Outside court later, he said, “The only thing that Beverly Carter did that day was go to work.”

Defense attorney Bill James said during his closing argument that financial problems, marital problems and other issues reasonably could have led Carter to have an affair.

But Pulaski County Deputy Prosecutor Barbara Mariani said the defense didn’t prove reasonable doubt in the case — and instead presented Lewis’ story that was hurtful to Carter’s friends and family.

“It wasn’t enough to watch her slowly, agonizingly die in terror. He continues the victimization past her death,” Mariani said in her closing argument.

Lewis, 35, who testified in his own defense, described burying Carter’s body and binding her with duct tape. But he insisted that he did not kill her, instead pinning her death on Lowery.
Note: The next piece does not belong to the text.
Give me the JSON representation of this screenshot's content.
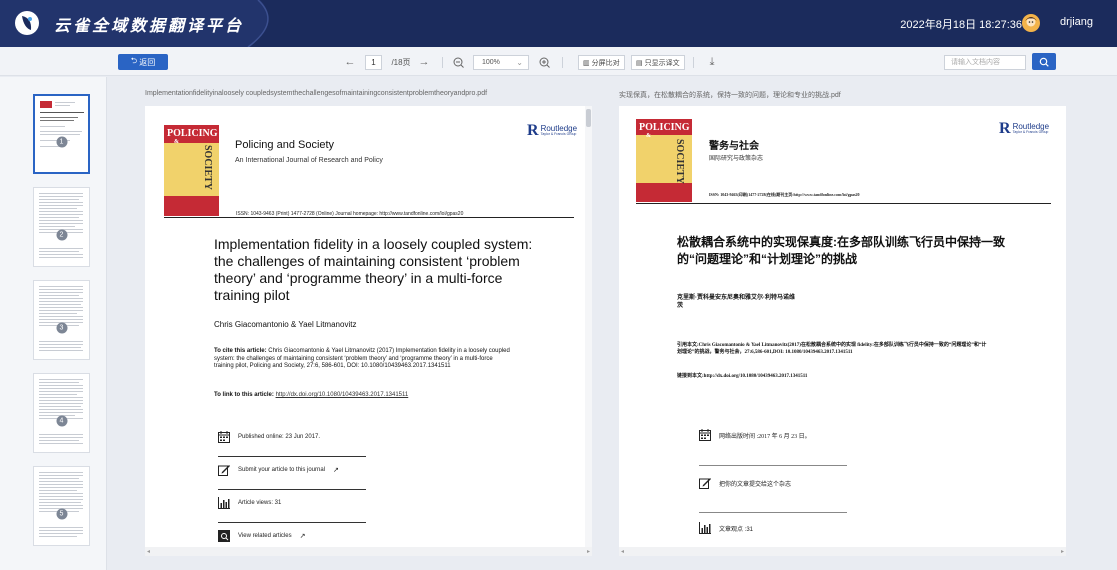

Lowery pleaded guilty last year to first-degree murder and kidnapping and was sentenced to 30 years in prison. She testified as a witness for the prosecution and denied Lewis’ claims that the death was accidental.

After sentencing, Chief Deputy Prosecutor John Johnson said Lewis “didn’t do himself any favors” by testifying. Johnson was able to point to alleged contradictions in Lewis’ version of events, including how he came to have an audio recording on his phone of Carter telling her husband to do what her kidnapper said and to not call police.

Lewis was automatically sentenced to life in prison without parole on the capital murder charge, and the jury sentenced him to an additional consecutive life term on the kidnapping charge. The prosecution got the conviction despite not being able to use some evidence gathered by police in the case.

Pulaski County Circuit Judge Herbert Wright cited missteps by law enforcement when he ruled in December that much evidence couldn’t be used at trial — including some statements Lewis made to police and items found in Lewis’ car trunk, including Carter’s hair and duct tape.